Civil parish in County Wexford, Ireland

Oldross is a large civil parish in the barony of Bantry, County Wexford, Ireland. It contains the Ecclesiastical parish of Cushinstown in the Roman Catholic Diocese of Ferns. The three churches in the latter parish are situated at Rathgarogue, Cushinstown and Terrerath, cater for a population of approximately 2500. Villages in the parish include Ballywilliam, Cushinstown, Ballinaboola and Cassagh.

== Townlands ==
These are Ballylane West, Ballylane East, Ballymacar, Begerin (Lloyd), Begerin (Loftus), Bushpark, Camlin, Creacon Lower, Creacon Upper, Dunanore, Finnseoge, Heathpark, Kilclammon, Knockroe, Lacken, Millquarter, Moorfields, Mylerspark, Palace East, Palace West, Robinstown Great, Robinstown Little, Rochestown, Slaght, Springpark, Ballintober, Ballinvegga, Ballyanne, Ballynabanoge, Berkeley, Boherstooka, Bolacaheer, Coolback, Gobbinstown, Mounthanover, Rathgaroge, Scark, Carnagh, Cushinstown, Aclamon, Terrerath, Ballinaboola, Kilscanlon.

==Education==
There are two primary schools in the parish.

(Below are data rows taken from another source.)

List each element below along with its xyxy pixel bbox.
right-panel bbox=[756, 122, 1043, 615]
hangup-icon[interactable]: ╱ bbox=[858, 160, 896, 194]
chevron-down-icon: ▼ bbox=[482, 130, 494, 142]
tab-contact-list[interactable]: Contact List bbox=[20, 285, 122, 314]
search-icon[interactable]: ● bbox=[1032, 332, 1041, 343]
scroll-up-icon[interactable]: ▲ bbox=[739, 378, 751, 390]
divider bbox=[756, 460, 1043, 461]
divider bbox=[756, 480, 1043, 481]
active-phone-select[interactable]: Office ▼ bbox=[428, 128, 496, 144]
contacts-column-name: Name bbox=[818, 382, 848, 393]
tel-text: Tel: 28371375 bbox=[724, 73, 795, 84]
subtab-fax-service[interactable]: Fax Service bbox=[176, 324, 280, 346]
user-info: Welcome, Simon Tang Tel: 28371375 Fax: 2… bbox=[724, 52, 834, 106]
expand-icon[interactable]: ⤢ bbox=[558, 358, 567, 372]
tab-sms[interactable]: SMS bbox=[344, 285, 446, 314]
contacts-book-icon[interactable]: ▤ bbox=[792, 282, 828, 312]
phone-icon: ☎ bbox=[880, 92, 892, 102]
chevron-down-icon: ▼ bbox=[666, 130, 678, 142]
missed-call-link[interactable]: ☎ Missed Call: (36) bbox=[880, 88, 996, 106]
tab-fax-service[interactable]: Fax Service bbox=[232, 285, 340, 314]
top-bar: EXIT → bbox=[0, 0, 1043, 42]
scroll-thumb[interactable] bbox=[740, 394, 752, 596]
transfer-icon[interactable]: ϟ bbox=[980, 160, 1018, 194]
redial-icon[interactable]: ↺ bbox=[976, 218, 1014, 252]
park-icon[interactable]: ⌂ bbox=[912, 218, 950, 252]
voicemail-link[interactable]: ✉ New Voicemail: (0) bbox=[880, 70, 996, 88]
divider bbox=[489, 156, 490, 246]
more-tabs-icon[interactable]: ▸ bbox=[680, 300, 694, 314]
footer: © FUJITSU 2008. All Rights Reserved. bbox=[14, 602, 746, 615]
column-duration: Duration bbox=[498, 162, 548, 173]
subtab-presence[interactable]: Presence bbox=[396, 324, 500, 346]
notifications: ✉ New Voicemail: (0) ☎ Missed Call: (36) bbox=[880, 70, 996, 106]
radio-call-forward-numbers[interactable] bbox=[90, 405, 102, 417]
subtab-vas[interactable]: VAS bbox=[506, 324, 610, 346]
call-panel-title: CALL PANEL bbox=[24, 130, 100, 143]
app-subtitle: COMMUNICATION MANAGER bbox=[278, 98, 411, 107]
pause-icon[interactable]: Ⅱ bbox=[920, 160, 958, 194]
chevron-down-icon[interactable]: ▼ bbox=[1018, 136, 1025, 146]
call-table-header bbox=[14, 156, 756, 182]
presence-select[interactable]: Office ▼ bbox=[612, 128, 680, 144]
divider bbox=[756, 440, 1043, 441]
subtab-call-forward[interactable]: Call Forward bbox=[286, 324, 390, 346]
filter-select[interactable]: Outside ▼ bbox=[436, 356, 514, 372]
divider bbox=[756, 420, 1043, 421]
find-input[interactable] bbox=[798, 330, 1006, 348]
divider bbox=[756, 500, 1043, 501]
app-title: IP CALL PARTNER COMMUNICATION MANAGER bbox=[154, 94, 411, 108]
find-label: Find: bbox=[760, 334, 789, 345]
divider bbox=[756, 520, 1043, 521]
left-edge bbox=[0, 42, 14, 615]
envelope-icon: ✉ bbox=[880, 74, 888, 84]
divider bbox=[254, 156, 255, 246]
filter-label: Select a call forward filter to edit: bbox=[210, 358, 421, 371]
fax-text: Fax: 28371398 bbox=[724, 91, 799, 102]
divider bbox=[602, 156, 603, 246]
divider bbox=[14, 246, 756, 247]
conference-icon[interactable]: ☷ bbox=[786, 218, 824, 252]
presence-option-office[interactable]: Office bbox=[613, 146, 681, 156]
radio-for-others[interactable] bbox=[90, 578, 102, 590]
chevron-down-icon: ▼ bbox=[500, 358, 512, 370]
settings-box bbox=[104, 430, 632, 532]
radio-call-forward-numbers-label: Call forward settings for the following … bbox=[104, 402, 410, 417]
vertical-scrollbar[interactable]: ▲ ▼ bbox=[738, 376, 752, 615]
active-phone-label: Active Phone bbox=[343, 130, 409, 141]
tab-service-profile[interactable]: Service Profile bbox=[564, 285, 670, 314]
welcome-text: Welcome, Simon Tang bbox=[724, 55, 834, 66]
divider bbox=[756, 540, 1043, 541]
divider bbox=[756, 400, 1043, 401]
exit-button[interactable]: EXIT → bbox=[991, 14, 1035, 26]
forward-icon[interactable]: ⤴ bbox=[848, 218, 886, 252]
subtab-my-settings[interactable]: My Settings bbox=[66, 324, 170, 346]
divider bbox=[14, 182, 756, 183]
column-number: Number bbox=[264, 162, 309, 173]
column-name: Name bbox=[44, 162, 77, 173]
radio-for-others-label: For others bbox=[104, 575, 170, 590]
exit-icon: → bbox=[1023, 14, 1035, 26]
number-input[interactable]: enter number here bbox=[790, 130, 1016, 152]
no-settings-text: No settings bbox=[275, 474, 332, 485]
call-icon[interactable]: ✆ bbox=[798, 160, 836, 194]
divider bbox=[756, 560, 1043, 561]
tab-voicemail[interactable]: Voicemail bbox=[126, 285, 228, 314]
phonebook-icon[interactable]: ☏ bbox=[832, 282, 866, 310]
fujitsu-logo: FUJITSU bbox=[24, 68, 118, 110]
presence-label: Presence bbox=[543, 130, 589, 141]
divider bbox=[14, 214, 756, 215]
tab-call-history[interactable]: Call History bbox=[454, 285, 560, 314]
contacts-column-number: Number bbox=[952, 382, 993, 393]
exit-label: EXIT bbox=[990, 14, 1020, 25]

Cushinstown NS serves the Cushinstown and Terrerath areas while Rathgarogue NS serves people from the Rathgarogue area. Most people from the parish go to secondary school in the nearby town of New Ross as there is no secondary school in the parish.

==Sport==
There are four main sports organisations in the parish. They include Rathgarogue-Cushinstown GAA Club, Ballyanne Racquetball Club, Terrerath Badminton Club and Cushinstown A.F.C. (soccer).